State Sen. Jim Anderson (R), who introduced the resolution, explained that he does not actually what electric vehicle sales to be banned in an interview with The Washington Post on Monday. He told the Washington Post that he sponsored the bill to demonstrate that they are “not happy” with the states that proposed to ban gas-powered vehicles.

“I have a problem with somebody saying, ‘Don’t buy any more petroleum vehicles,'” Anderson said to the Washington Post.

The joint resolution states that electric vehicles will hurt the oil and gas industries in Wyoming, which the resolution says employs thousands of people.

“The proliferation of electric vehicles at the expense of gas-powered vehicles will have deleterious impacts on Wyoming’s communities and will be detrimental to Wyoming’s economy and the ability for the country to efficiently engage in commerce,” the joint resolution reads.

Anderson and the remaining co-sponsors of the resolution – Sen. Dan Dockstader, Rep. Donald Burkhart Jr. and Rep. Bill Henderson – did not respond to requests for comment.

Wyoming already has one of the lowest counts of electric vehicles, with only 510 registered electric vehicles in the state as of June 2022, compared to more the 482,000 gas-powered vehicles registered in the state in 2021, according to the Alternative Fuels Data Center. Wyoming has the second lowest number of registered electric vehicles, falling only behind North Dakota, which has 380.

Electric vehicle sales are growing in popularity across the country, as fully electric vehicle sales surged last year and made up 5.8 percent of all vehicles sold in 2022, an increase from 3.2 percent in 2021.

At least 47 states and D.C. offer incentives to support the deployment of use of electric vehicles, according to the National Conference of State Legislators. For example, some states have offered a tax credit on registered electric vehicles, like Colorado who offers a $2,000 tax credit on the purchase of light-duty electric vehicles through 2026. Other states, like Connecticut, offered reduced registration fees on electric vehicles.
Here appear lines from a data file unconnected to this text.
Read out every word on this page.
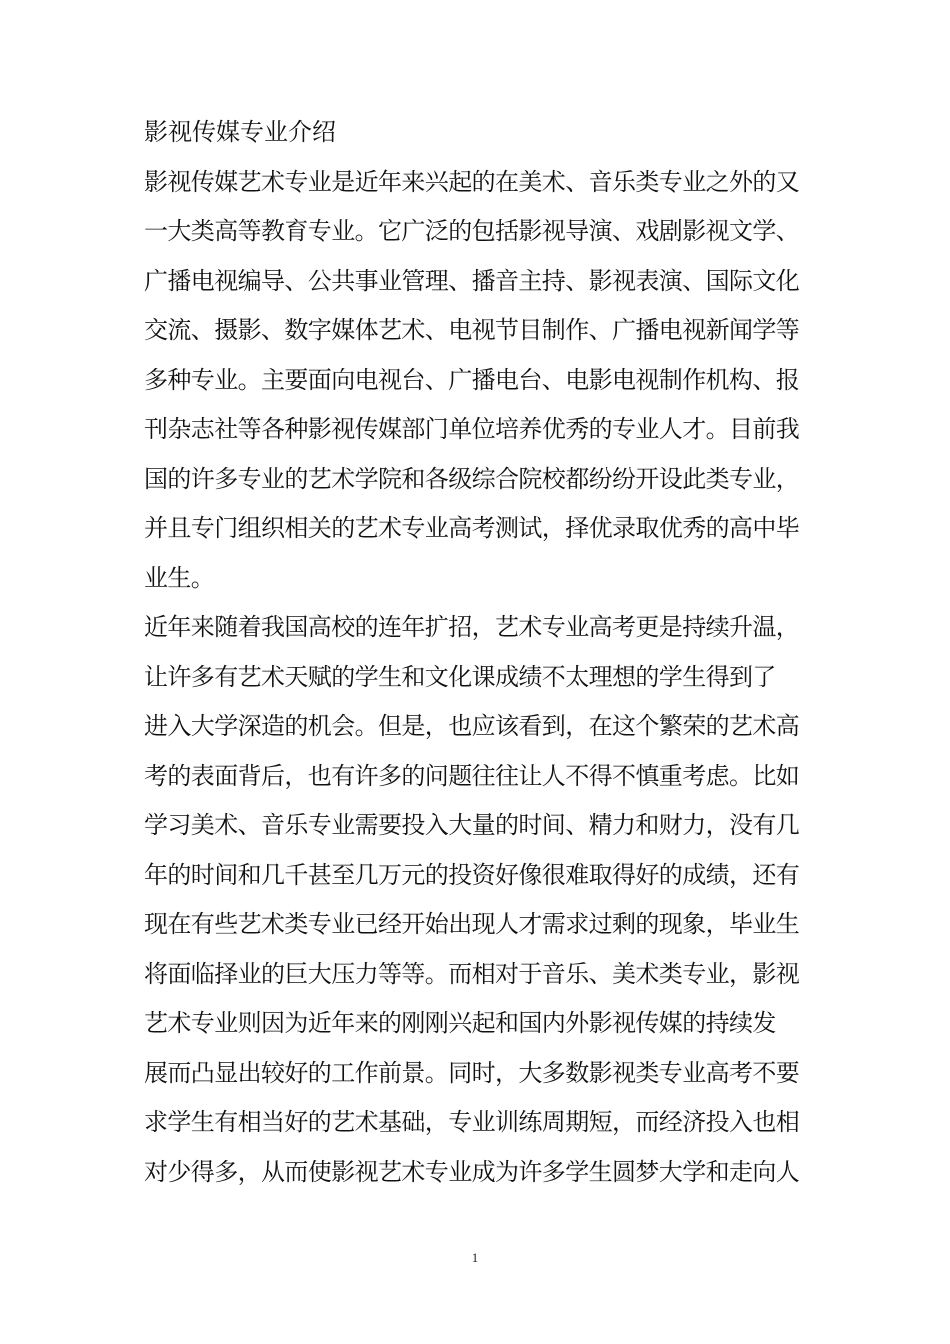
影视传媒专业介绍
影视传媒艺术专业是近年来兴起的在美术、音乐类专业之外的又
一大类高等教育专业。它广泛的包括影视导演、戏剧影视文学、
广播电视编导、公共事业管理、播音主持、影视表演、国际文化
交流、摄影、数字媒体艺术、电视节目制作、广播电视新闻学等
多种专业。主要面向电视台、广播电台、电影电视制作机构、报
刊杂志社等各种影视传媒部门单位培养优秀的专业人才。目前我
国的许多专业的艺术学院和各级综合院校都纷纷开设此类专业，
并且专门组织相关的艺术专业高考测试，择优录取优秀的高中毕
业生。
近年来随着我国高校的连年扩招，艺术专业高考更是持续升温，
让许多有艺术天赋的学生和文化课成绩不太理想的学生得到了
进入大学深造的机会。但是，也应该看到，在这个繁荣的艺术高
考的表面背后，也有许多的问题往往让人不得不慎重考虑。比如
学习美术、音乐专业需要投入大量的时间、精力和财力，没有几
年的时间和几千甚至几万元的投资好像很难取得好的成绩，还有
现在有些艺术类专业已经开始出现人才需求过剩的现象，毕业生
将面临择业的巨大压力等等。而相对于音乐、美术类专业，影视
艺术专业则因为近年来的刚刚兴起和国内外影视传媒的持续发
展而凸显出较好的工作前景。同时，大多数影视类专业高考不要
求学生有相当好的艺术基础，专业训练周期短，而经济投入也相
对少得多，从而使影视艺术专业成为许多学生圆梦大学和走向人
1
Thirty-one states, including those who have incentives, have also imposed “special fees” on electric vehicle registrations that range from $50 in states including Hawaii and Colorado to $225 in Washington, according to the National Conference of State Legislators. In 2021, Idaho proposed to increase their special fee from $140 to $300, or allow electric vehicle owners to pay 2.5 cents per mile, but the measure died in committee.

Wyoming raised its annual fee on electric vehicles from $50 to $200 in 2019, and requires all electric vehicles to have a decal on.